Besides the finding of ideal male sterility lines from the genetic perspective, the structure changes of flower and reproductive organs, for examples, the stigma protruding beyond the anthers, more pollen grains, and nectaries produce more fluids and/or volatiles, could increase the opportunity for cross-pollination (Palmer, et al. 2001). Pollen grain from soybean is heavy and sticky and the insect-mediated pollination is still indispensable even when the soybean flower is opened. The improvement of techniques for hybrid seed production is equally important for the commercialization of hybrid soybean, including the management of insect pollinators for cross-pollination and the suitable environment for both pollinators and soybeans, etc (Palmer, et al. 2001; Garibaldi, et al. 2021).

Incorporate genomic selection to precise guidance on hybridization combination

Breeding 4.0 has been considered the next revolution of maize breeding (Wallace, et al. 2018). Even though the soybean breeding program is still at the Breeding 2.0 to 3.0 stages with molecular markers and genomic data to complement phenotypic data, the high-quality graph-based soybean pan-genome and the low cost of genome sequencing will turn promise into practice (Liu, et al. 2020b). The genotypes of soybean germplasm lines will be collected using high-throughput genoty** approaches such as next-generation sequencing (NGS) and SNP array platforms. Genetic variations among soybean germplasm of different origins/sources will make the selection of superior hybrid cost-effective.

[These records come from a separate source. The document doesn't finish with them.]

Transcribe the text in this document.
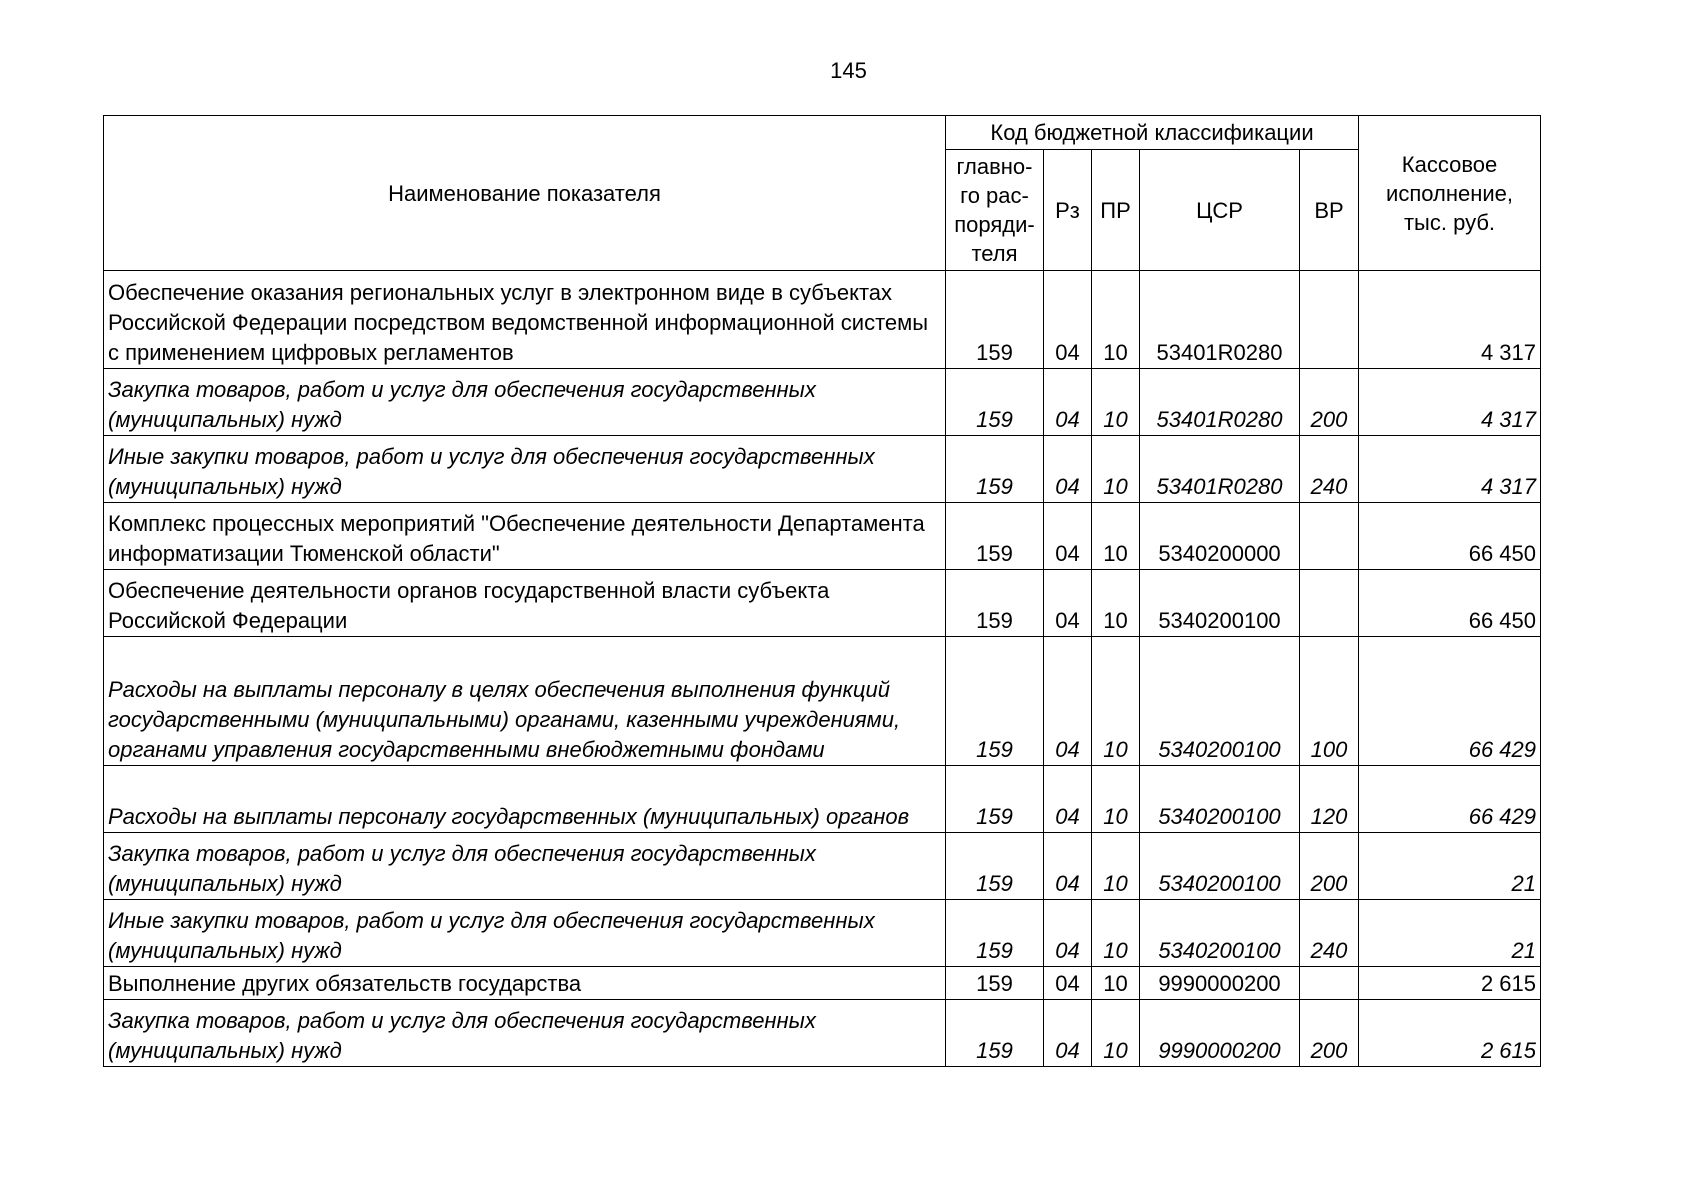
145
Наименование показателя	Код бюджетной классификации					Кассовое исполнение, тыс. руб.
	главно-го рас-поряди-теля	Рз	ПР	ЦСР	ВР	
Обеспечение оказания региональных услуг в электронном виде в субъектах Российской Федерации посредством ведомственной информационной системы с применением цифровых регламентов	159	04	10	53401R0280		4 317
Закупка товаров, работ и услуг для обеспечения государственных (муниципальных) нужд	159	04	10	53401R0280	200	4 317
Иные закупки товаров, работ и услуг для обеспечения государственных (муниципальных) нужд	159	04	10	53401R0280	240	4 317
Комплекс процессных мероприятий "Обеспечение деятельности Департамента информатизации Тюменской области"	159	04	10	5340200000		66 450
Обеспечение деятельности органов государственной власти субъекта Российской Федерации	159	04	10	5340200100		66 450
Расходы на выплаты персоналу в целях обеспечения выполнения функций государственными (муниципальными) органами, казенными учреждениями, органами управления государственными внебюджетными фондами	159	04	10	5340200100	100	66 429
Расходы на выплаты персоналу государственных (муниципальных) органов	159	04	10	5340200100	120	66 429
Закупка товаров, работ и услуг для обеспечения государственных (муниципальных) нужд	159	04	10	5340200100	200	21
Иные закупки товаров, работ и услуг для обеспечения государственных (муниципальных) нужд	159	04	10	5340200100	240	21
Выполнение других обязательств государства	159	04	10	9990000200		2 615
Закупка товаров, работ и услуг для обеспечения государственных (муниципальных) нужд	159	04	10	9990000200	200	2 615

Good understanding of the molecular mechanisms of anther development in soybean

Little is known about the biological processes and genes that regulate anther and pollen development in soybean. Like most (70%) angiosperms, soybean produces bicellular pollen. By contrast, rice and Arabidopsis both produce tricellular pollen, the biological significance of the evolution of these two types of pollen grains is still unclear (Williams, et al. 2014). Bicellular pollen undergoes mitotic division to form two sperm cells after germination; prior to anthesis, tricellular pollen forms a male germ unit (MGU) that develops rapidly, which may make tricellular pollen favored in angiosperms that demand rapid reproduction (Hackenberg and Twell, 2019). So, the knowledge of extensive studies of anther and pollen formation in Arabidopsis and rice should not be simply transferred to soybean. Taking advantage of the comparative transcriptome analysis, the uncovering of anther-specific genes, genetic networks, and hub genes in soybean anther development will provide important insights into the molecular events underlying soybean reproductive developmental processes, as well as valuable resources for the plant reproductive biology community in the areas of pollen evolution, pollination/fertilization, and hybrid breeding.

In summary, on-going and future research should consider the enhancement of hybrid seed production efficiency, and the long-term investment and commitment will definitely make the commercialization of hybrid soybean a reality.